これに関しての答えは「昔はたしかにそうでしたが、今はまず心配ありません」です。
でも答えがこれだけで終わっては納得できませんよね(笑)
ということで、なぜこういう疑問をお客様がお持ちになるのか、からのご説明をさせていただこうと思います^^

納骨堂の一体型ってどんな構造?

「一体型」というのは、富山のお墓によく使われる言葉ですが、納骨堂部分のことを指します。

納骨堂は、骨壷を入れるこの部分です。
納骨堂には「一体型」の他に、壁石を一枚一枚合わせて作る「合わせ型」があります。写真は「合わせ型」です。
富山のお墓は骨壷が大きいこともあって、全国的にみても納骨堂が大きく、その分お墓も大きめです。
昔は石と石をセメントでつないでいたため、そのセメントが経年劣化していくと、雨や雪の水が沁み込みやすくなるせいで、納骨堂に水がたまっていました。

そこでこの納骨堂を一つの石からくり抜いて作り、石と石の境目が出ないように作るのが「一体型」です。
富山のお墓は大きいために納骨堂を一体型で作るとなると、石も大きい石が必要になり、必然的に単価は高くなります。とくに呉東の方は、お墓も呉西に比べ比較的大きく、呉東で一体型のお墓を建てるとなるとかなり高くなりますよね。

納骨堂一体型のメリットとデメリット

ところが施工面も年々技術が上がり、石と石をつなぐときにセメントでなく石工用接着剤を使うようになりました。そのために現在では、合わせ型の納骨堂であっても原理的に外から水が入るということはありません。またセメントを使わなくなり、劣化したセメントがぼろぼろこぼれてくるということもなくなりました。
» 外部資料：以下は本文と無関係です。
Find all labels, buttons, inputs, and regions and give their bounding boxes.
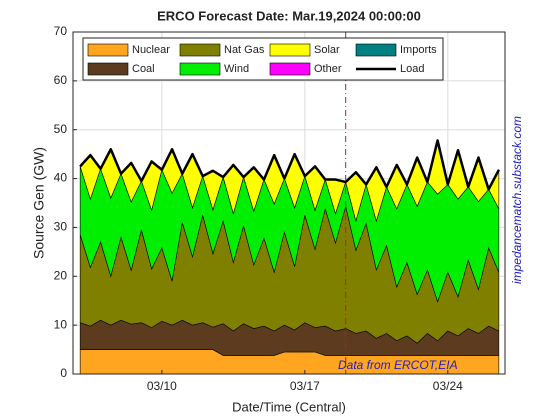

ただ、墓地の場所によっては、地面の土が雨水を吸い上げて湿気がたまる場所というのはあります。納骨堂の中は、最終的に50回忌を過ぎたお骨を土に還せるように息抜きの穴を作ってあるので、そこの部分から雨水を吸い上げる場合があります。
富山は降雨量も多くそういう場所も少なくありませんが、これについては納骨堂が一体型であるか、合わせ型であるかは関係ありません。
(スナダ石材では、これからお墓を建てる場合には、息抜きの上に砂と砂利を敷いて、地面から吸い上げる水を防ぐようにしています)

ということで、この質問のより正確な答えとしては「昔は一体型にするメリットはありましたが、現在はそのメリットは時代とともにどちらかというと『単価がアップする』というデメリットに変わりつつある」になるかと思います。
そして他の石材店ではこういう説明があまりないのか、スナダ石材ではよくお電話などでもこの質問のお問い合わせが多いです。
また、ある石材店は「納骨堂一体型」というのを売りにしていて、その影響で「一体型」でないとダメだと思い込んでらっしゃる方もまだ多いように見受けます。

もちろん一体型は石材店にとっては単価アップというメリットがあるので、一体型にこだわるお客様は良いお客様でもあるのですが、スナダ石材ではそこにこだわるあまりに単価が高くなって予算に合わない、またはデザインにこだわれない、ということがないように、メリットとデメリットの両方をお知らせするようにしています。
お店のメリットとお客様のメリットにあまりに格差がありすぎて、逆にデメリットにならないよう、なるべく有益な情報をご説明したいと考えています。